Bron Waugh, Man of the Old Right

Mind you, I’m no fan of his Father, Evelyn, but the elder Waugh did have a fantastic wit. His son, Auberon Waugh, called “Bron,” was a spunky paleoconservative, who apparently inherited Dad’s talent for purposeful vituperation. Waugh the younger, was recently profiled by Neil Clark in The American Conservative. We can use more men like this with a gift for deflating the fatuous rhetoric of the new right — as well as of the left.

Excerpt:

He rejected the notion that Western leaders—because they had nice smiles and wore nice suits and had come to power through democratic elections—were necessarily more virtuous than the heads of other nations. “The main trouble with our limited democracy is the scope it gives to the power maniacs in society to impose their bossy urges and fatuous opinions,” he wrote. “It may be lovely for bossy people who like deciding how the rest of us should live, but it is hell for those at the receiving end.”
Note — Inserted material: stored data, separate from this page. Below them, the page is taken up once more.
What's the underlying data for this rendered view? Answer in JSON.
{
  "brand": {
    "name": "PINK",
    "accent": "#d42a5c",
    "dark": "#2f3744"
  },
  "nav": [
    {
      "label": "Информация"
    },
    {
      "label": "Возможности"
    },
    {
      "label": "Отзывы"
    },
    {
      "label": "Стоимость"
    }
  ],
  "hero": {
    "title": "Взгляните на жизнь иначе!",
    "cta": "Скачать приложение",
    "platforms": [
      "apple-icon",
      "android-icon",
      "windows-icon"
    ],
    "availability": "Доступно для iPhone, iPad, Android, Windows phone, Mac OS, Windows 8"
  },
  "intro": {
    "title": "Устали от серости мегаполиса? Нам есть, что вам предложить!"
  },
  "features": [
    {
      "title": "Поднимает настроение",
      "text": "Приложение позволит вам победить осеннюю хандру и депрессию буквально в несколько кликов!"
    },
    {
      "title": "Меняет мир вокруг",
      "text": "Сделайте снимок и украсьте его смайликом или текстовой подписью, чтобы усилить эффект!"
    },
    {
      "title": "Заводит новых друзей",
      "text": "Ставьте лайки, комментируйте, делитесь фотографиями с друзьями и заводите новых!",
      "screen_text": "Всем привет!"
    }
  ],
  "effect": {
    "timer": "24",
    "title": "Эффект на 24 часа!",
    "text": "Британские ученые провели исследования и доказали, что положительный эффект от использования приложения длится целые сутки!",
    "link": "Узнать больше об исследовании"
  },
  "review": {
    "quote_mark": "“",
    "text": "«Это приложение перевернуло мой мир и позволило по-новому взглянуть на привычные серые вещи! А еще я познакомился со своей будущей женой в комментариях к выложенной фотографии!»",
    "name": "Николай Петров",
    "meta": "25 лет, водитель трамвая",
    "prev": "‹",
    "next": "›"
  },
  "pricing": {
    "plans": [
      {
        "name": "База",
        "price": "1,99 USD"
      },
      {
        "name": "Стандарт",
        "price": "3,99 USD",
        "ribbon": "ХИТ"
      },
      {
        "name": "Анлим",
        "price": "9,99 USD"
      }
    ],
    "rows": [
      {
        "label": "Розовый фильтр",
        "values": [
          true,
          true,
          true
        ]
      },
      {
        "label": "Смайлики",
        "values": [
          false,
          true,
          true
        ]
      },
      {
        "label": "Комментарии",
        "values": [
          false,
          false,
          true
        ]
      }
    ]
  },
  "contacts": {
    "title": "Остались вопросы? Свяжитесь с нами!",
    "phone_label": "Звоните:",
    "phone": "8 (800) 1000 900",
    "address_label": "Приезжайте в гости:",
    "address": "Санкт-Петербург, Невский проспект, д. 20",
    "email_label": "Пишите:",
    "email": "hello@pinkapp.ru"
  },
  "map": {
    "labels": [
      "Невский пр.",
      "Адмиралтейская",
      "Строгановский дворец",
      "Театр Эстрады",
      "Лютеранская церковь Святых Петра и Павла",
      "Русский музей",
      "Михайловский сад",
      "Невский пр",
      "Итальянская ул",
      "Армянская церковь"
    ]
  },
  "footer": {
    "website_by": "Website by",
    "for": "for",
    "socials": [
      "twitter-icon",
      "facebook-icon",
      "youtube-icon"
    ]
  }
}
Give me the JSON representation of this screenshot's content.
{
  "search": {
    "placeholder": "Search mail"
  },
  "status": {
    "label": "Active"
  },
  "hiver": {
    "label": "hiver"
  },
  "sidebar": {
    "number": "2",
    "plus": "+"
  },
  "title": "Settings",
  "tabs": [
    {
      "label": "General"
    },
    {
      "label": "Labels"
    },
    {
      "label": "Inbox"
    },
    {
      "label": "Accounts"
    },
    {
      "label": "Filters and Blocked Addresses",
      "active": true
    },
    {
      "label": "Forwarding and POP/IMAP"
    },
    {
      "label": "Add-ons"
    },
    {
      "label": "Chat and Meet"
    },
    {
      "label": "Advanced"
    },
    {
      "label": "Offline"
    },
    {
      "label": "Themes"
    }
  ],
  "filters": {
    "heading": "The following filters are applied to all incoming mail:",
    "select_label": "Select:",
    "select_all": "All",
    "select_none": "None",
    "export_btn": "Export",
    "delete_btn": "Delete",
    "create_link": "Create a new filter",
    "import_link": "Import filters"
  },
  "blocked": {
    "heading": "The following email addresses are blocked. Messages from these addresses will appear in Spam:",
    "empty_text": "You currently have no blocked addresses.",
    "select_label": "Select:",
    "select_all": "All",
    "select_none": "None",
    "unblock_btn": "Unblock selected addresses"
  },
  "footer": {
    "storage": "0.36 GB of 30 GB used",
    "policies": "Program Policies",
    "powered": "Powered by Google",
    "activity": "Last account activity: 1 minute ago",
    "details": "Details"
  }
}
The basic problem, according to Waugh, was that politics attracts all the wrong people. “Politics is for social and emotional misfits. The purpose of politics is to help them overcome their feelings of inferiority and compensate for their personal inadequacies in the pursuit of power.” By contrast, the people who would make the best leaders have no interest in public office—they are far too nice and modest to think they should have authority over others.

Although strongly opposed to what he labeled “the socialism,” Waugh was no fan of modern globalized capitalism either, holding that it led to a world of “noise, smell, dirt and accompanying moral pollution.”